Böbrek hastalığı olup oruç tutmak isteyenlerin bazı kurallara uyması önem taşıyor

Türk Böbrek Vakfı (TBV) Ahmet Ermiş Diyaliz Merkezi Başhekimi Dr. Bilal Görçin, bilhassa böbrek hastalığı olan ve oruç ibadetini yerine getirmek isteyen şahısların birtakım kurallara uymasının hayati olduğuna işaret etti.
Görçin, yaptığı yazılı açıklamada, hemodiyalize giren hastaların oruç tutmalarının mümkün olmadığını söz ederek, şu bilgileri verdi:
“Çünkü hiç idrarları yoktur, bedenden atılmayan ziyanlı unsurların oluşturduğu ağız kuruluğunu su içmeden geçirmek mümkün değildir. Diyalize girdiklerinde kanları yabancı unsurlarla temas ettiği için oruçları da sayılmaz. Biz diyaliz hastalarına oruç tutmayı önermiyoruz. Şimdi diyalize girmeyen ancak potansiyel diyaliz hastası olan böbrek yetmezlikli hastaları 5 evreye ayırırız. Böbrek işlevlerinin yüzde 50’nin altına indiği üçüncü evre ve sonrası hastalarda, hastalık ilerledikçe oruç tutmaları sonucu karşılaşacakları düşünceler artacaktır. Bilhassa şeker hastalığına bağlı bir böbrek yetmezliği meydana gelmişse bu problemler daha önemli olacaktır. Bu nedenle böbrek işlevlerinin yüzde 30 ve daha aşağısı bozulduğu hastaların, oruç tutmaları sıhhatleri açısından eza yaratır. Günde 1’den fazla ve farklı vakitlerde alınan ilaçlar, şeker ve tansiyon denetimi oruçla birlikte sıkıntı olabilir.”

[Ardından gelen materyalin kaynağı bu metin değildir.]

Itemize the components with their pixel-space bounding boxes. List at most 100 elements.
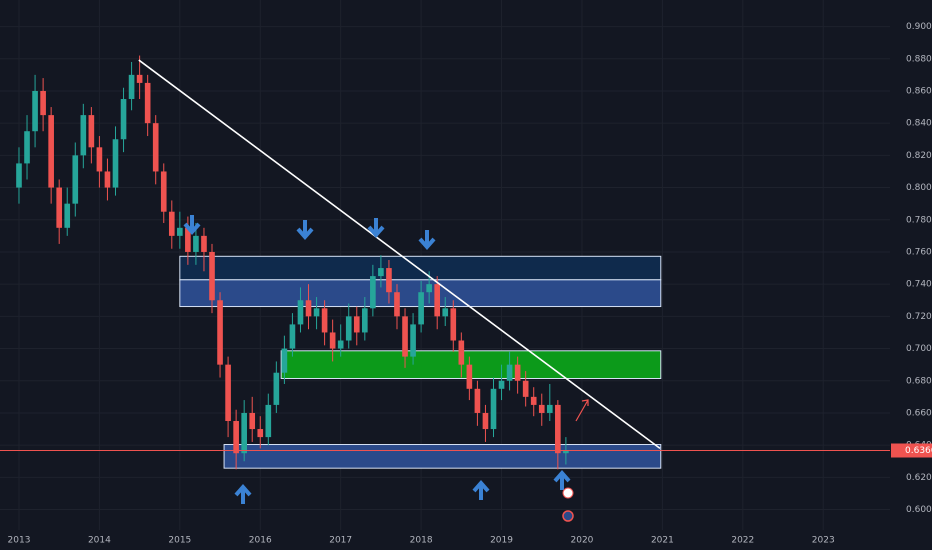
candle-body <box>120 99 127 140</box>
plot-area <box>0 55 890 470</box>
y-tick-label: 0.78000 <box>906 215 932 225</box>
candle-body <box>361 308 368 333</box>
candle-body <box>217 300 223 365</box>
candle-body <box>48 115 54 188</box>
candle-body <box>273 372 280 405</box>
trendline <box>138 59 661 450</box>
candle-body <box>209 251 215 301</box>
candle-body <box>546 404 553 413</box>
up-arrow <box>553 469 571 490</box>
candle-body <box>394 292 400 317</box>
y-tick-label: 0.90000 <box>906 22 932 32</box>
candle-body <box>426 284 432 293</box>
candle-body <box>450 308 457 341</box>
candle-body <box>104 171 111 188</box>
candle-body <box>386 268 392 293</box>
zone <box>179 255 662 281</box>
candle-body <box>136 74 143 83</box>
candle-body <box>88 115 95 148</box>
x-tick-label: 2014 <box>88 536 111 546</box>
candle-body <box>410 324 416 357</box>
candle-body <box>193 235 199 252</box>
x-tick-label: 2019 <box>490 536 513 546</box>
y-tick-label: 0.76000 <box>906 247 932 257</box>
candle-body <box>321 308 328 333</box>
down-arrow <box>367 218 385 239</box>
candle-body <box>225 364 231 422</box>
candle-body <box>112 139 119 188</box>
down-arrow <box>418 230 436 251</box>
up-arrow <box>234 483 252 504</box>
candle-body <box>418 292 424 325</box>
candle-body <box>498 380 505 389</box>
candle-body <box>152 123 159 172</box>
down-arrow <box>296 220 314 241</box>
candle-body <box>555 404 561 454</box>
candle-body <box>466 364 473 389</box>
candle-body <box>378 268 384 277</box>
candle-body <box>40 90 46 116</box>
annotations <box>183 215 589 522</box>
candle-body <box>490 388 497 430</box>
candle-body <box>442 308 449 317</box>
x-tick-label: 2022 <box>731 536 754 546</box>
y-tick-label: 0.68000 <box>906 376 932 386</box>
last-price-label: 0.63668 <box>905 446 932 456</box>
zone <box>223 444 662 469</box>
candle-body <box>32 90 38 132</box>
candle-body <box>177 227 183 236</box>
candle-body <box>257 429 264 438</box>
candle-body <box>458 340 465 365</box>
candle-body <box>281 348 288 373</box>
y-tick-label: 0.66000 <box>906 408 932 418</box>
y-tick-label: 0.84000 <box>906 119 932 129</box>
y-tick-label: 0.60000 <box>906 505 932 515</box>
projection-arrow <box>575 399 589 422</box>
y-tick-label: 0.86000 <box>906 86 932 96</box>
event-badge[interactable] <box>562 487 574 499</box>
x-tick-label: 2023 <box>812 536 835 546</box>
y-tick-label: 0.62000 <box>906 473 932 483</box>
event-badge[interactable] <box>562 510 574 522</box>
candle-body <box>168 211 175 236</box>
candle-body <box>402 316 408 357</box>
candle-body <box>289 324 296 349</box>
candle-body <box>329 332 336 349</box>
candle-body <box>563 449 569 454</box>
candle-body <box>265 404 272 438</box>
candle-body <box>345 316 352 341</box>
candle-body <box>72 155 79 204</box>
y-tick-label: 0.70000 <box>906 344 932 354</box>
x-tick-label: 2020 <box>571 536 594 546</box>
y-tick-label: 0.82000 <box>906 151 932 161</box>
candle-body <box>514 364 521 381</box>
x-tick-label: 2013 <box>8 536 31 546</box>
candle-body <box>434 284 441 317</box>
candle-body <box>144 82 151 124</box>
candle-body <box>353 316 360 333</box>
candle-body <box>337 340 344 349</box>
candle-body <box>474 388 481 413</box>
candle-body <box>538 404 545 413</box>
y-tick-label: 0.72000 <box>906 312 932 322</box>
candle-body <box>96 147 103 172</box>
y-tick-label: 0.74000 <box>906 280 932 290</box>
candle-body <box>160 171 167 212</box>
candle-body <box>16 163 22 188</box>
x-tick-label: 2021 <box>651 536 674 546</box>
candle-body <box>370 276 376 309</box>
candle-body <box>482 412 489 430</box>
candle-body <box>80 115 87 156</box>
candle-body <box>24 131 30 164</box>
x-tick-label: 2018 <box>410 536 433 546</box>
axes: 0.600000.620000.640000.660000.680000.700… <box>8 22 932 546</box>
y-tick-label: 0.88000 <box>906 54 932 64</box>
candle-body <box>530 396 537 405</box>
candle-body <box>313 308 320 317</box>
x-tick-label: 2016 <box>249 536 272 546</box>
candle-body <box>305 300 312 317</box>
candle-body <box>185 227 191 252</box>
y-tick-label: 0.80000 <box>906 183 932 193</box>
up-arrow <box>472 479 490 500</box>
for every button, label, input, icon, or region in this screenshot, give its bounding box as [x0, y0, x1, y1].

Görçin, böbrek işlevlerinin bozulmaya başladığı birinci evrelerde orucun çok ziyanlı olmayabileceğine değinerek, şunları kaydetti:
“İlaçlarını azaltmamak şartıyla saatlerini ayarlayarak ve tuzdan kesin uzak kalarak tutabilirler. Oruç mühletinin uzaması suya gereksinimi artırır. Bir böbrek hastasında en önemli ve en kıymetli sorun tansiyon yüksekliği ataklarıdır. Bir kişi tuzdan uzak durursa uzun mühlet açlığın tansiyon üzerine düşürücü tesiri bile olur. İftar ve sahurda abur cubur ve sık yememek kuralı ile istikrarlı tuzsuz beslenmeyle oruç tutabilirler. Bu böbrek yetmezliğinin ilerlemesine yol açmaz.”
“Susuzluğun olumsuz tesirlerini azaltmak için yemeklerin tuz ölçüsünün azaltılması yararlı”
Böbrek taşı hastalığı olanlarda susuz kalmanın taşın ağrı yapmasına sebep olabildiğini anlatan Görçin, taş ve üriner enfeksiyon hastalarına bol su içmelerini, idrarı tutmamalarını önerdiklerini aktardı.
Görçin, küçük yahut böbrekte hiçbir sorun çıkarmadan yıllardır bekleyen ve işlevleri bozmayan bir taşın, oruç tutmamak için bir neden olmadığını belirterek, şiddetli taş ağrısı olursa en yakın sıhhat merkezine başvurularak ağrının giderilmesi gerektiğini vurguladı.
Susuzluğun olumsuz tesirlerini azaltmak için yemeklerin tuz ölçüsünün azaltılmasının faydalı olduğuna işaret eden Görçin, şunları paylaştı:
“Böbreklerde kolay kist, bir yahut iki böbrekte hafif küçülme, üriner enfeksiyon, ailesinde böbrek hastalığı olanlar, problemsiz tek böbrekli olanlar yahut böbrek vericileri rahatlıkla oruç tutabilirler. Bu şahısların tuza ve içtikleri suyun ölçüsüne dikkat etmeleri faydalı olur.”